Скрип колеса обозрения сопровождался его едва заметным покачиванием. Вопреки ожиданиям, вид с колеса открывался не то чтобы не живописный — такой, какой есть, со всеми кучами мусора, помойками, вытоптанными газонами и старым ржавым грузовиком, припрятанным за шатром, в котором располагался тир.
Мы сделали круг, и Супермен уже привстал, чтобы первым выпрыгнуть из кабинки на землю, но раздался грозный крик директрисы: «Уважаемые товарищи пассажиры, всем оставаться на местах, мы идем на второй заход». Лицо Супермена побледнело, он снова вцепился в перила, причем вцепился с остервенением.
«Е**ть-копать! Е**ть-копать!», — причитал, глотая воздух и стараясь успокоиться, Супермен, когда мы, сделав второй круг и сойдя на землю, направились к следующему аттракциону.
Настоящих американских горок, какими их показывают в кино, в парке не было. Вместо них под аналогичным названием было нечто невообразимое: представьте, вас сажают в кресла, больше похожие в коляски от старых мотоциклов, крепко пристегивают к ним ремнями. После этого кресла начинают двигаться по рельсам. Но это только вам кажется, что они движутся по рельсам, потому что под ними, скрытый ярким пластмассовым кожухом скрывается обыкновенный промышленный транспортер, под который подложены старые автомобильные покрышки. Чем больше покрышка, тем выше подскакивала, проходя через нее коляска: покрышка от «Оки», скажем, изображала небольшой бугорок, а от «КамАЗа» — кочку, преодоление которой было связано с капитальным перетряхиванием содержимого желудка. И так — ровно десять кругов.

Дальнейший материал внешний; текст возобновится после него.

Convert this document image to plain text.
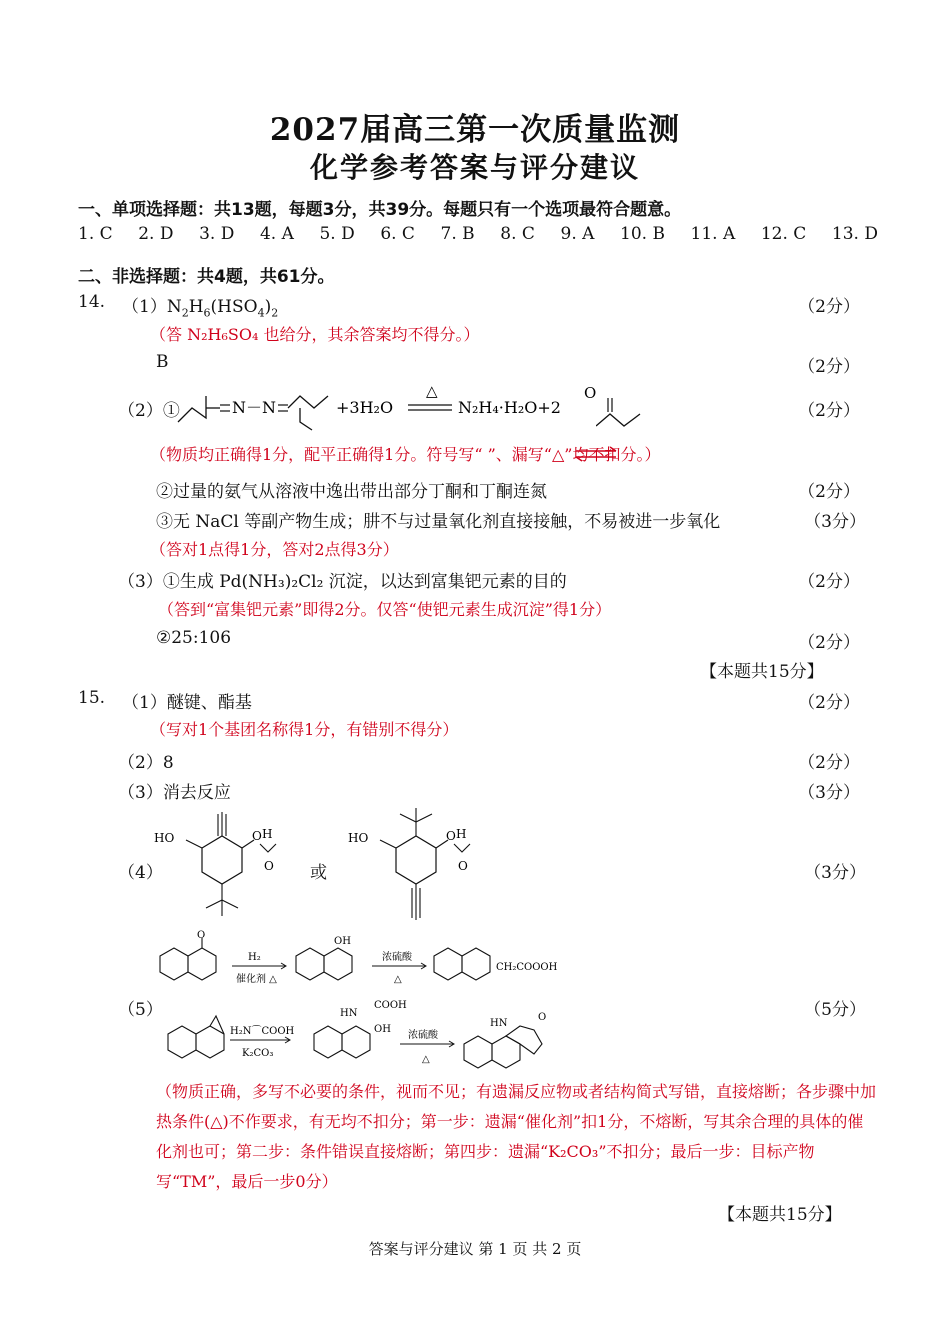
2027届高三第一次质量监测
化学参考答案与评分建议
一、单项选择题：共13题，每题3分，共39分。每题只有一个选项最符合题意。
1. C 2. D 3. D 4. A 5. D 6. C 7. B 8. C 9. A 10. B 11. A 12. C 13. D
二、非选择题：共4题，共61分。
14. $(1)N_2H_6(HSO_4)_2$	（2分）
（答 N₂H₆SO₄ 也给分，其余答案均不得分。）
B	（2分）
（2）①	N－N	+3H₂O
△
N₂H₄·H₂O+2
O
（2分）
（物质均正确得1分，配平正确得1分。符号写“ ”、漏写“△”均不扣分。）
②过量的氨气从溶液中逸出带出部分丁酮和丁酮连氮	（2分）
③无 NaCl 等副产物生成；肼不与过量氧化剂直接接触，不易被进一步氧化	（3分）
（答对1点得1分，答对2点得3分）
（3）①生成 Pd(NH₃)₂Cl₂ 沉淀，以达到富集钯元素的目的	（2分）
（答到“富集钯元素”即得2分。仅答“使钯元素生成沉淀”得1分）
②25:106	（2分）
【本题共15分】
15. （1）醚键、酯基	（2分）
（写对1个基团名称得1分，有错别不得分）
（2）8	（2分）
（3）消去反应	（3分）
（4）
HO	O H
O 或
HO	O H
O	（3分）
（5）
O
H₂
催化剂 △
OH
浓硫酸
△
CH₂COOOH
H₂N⌒COOH
K₂CO₃
HN
COOH
OH
浓硫酸
△
HN
O	（5分）
（物质正确，多写不必要的条件，视而不见；有遗漏反应物或者结构简式写错，直接熔断；各步骤中加热条件(△)不作要求，有无均不扣分；第一步：遗漏“催化剂”扣1分，不熔断，写其余合理的具体的催化剂也可；第二步：条件错误直接熔断；第四步：遗漏“K₂CO₃”不扣分；最后一步：目标产物写“TM”，最后一步0分）
【本题共15分】
答案与评分建议 第 1 页 共 2 页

С таким же успехом можно было ночью промчаться на раздолбанном изделии отечественного автопрома по набережной Невы, там, где в нее впадает Лебяжья канавка. Когда проезжаешь этот участок на большой скорости, то на долю мгновения появляется чувство невесомости. Инстинктивно хочется охнуть или выругаться, или захлопать в ладоши — каждому свое. У иностранных туристов, колесящих по Северной столице в автобусах, при прохождении, а, точнее, пролетании данного участка расплескиваются из бутылок лимонады, непроизвольно выплевываются жвачки и устремляются в шевелюры сидящих впереди, а мороженое и начинка из пирожков совершают головокружительные пируэты и приземляются в самых неподходящих для того местах. «Oh, what a shit, — со знанием дела переговариваются туристы. — That f**kin' Russian roads, I know!»
Но то — среди достопримечательностей, в месте, где концентрация культуры на квадратный метр превышает все мыслимые пределы. А это — в затрапезном парке аттракционов, на липовых американских горках, сооруженных из старого транспортера и покрышек. Знали бы люди, за что выкладывают свои кровные.
«Е**ть-копать! Е**ть-копать!», — пролетая очередную кочку, причитал Супермен, с опаской поглядывая в сторону ракеты и катапульты.
III
Господи, как бывает мало нужно для того, чтобы чувствовать душевное равновесие, гармонию — называть это можно разными словами, но смысл от этого измениться не должен. По парку гуляли родители с детьми, похрустывая попкорном и размахивая палками с накрученной на них розоватой сахарной ватой. С каруселей и аттракционов доносились веселые крики. Персонал собирал плату за вход, за аттракционы, и млел на палящем солнце. Не только в выходной в парке аттракционов не протолкнуться.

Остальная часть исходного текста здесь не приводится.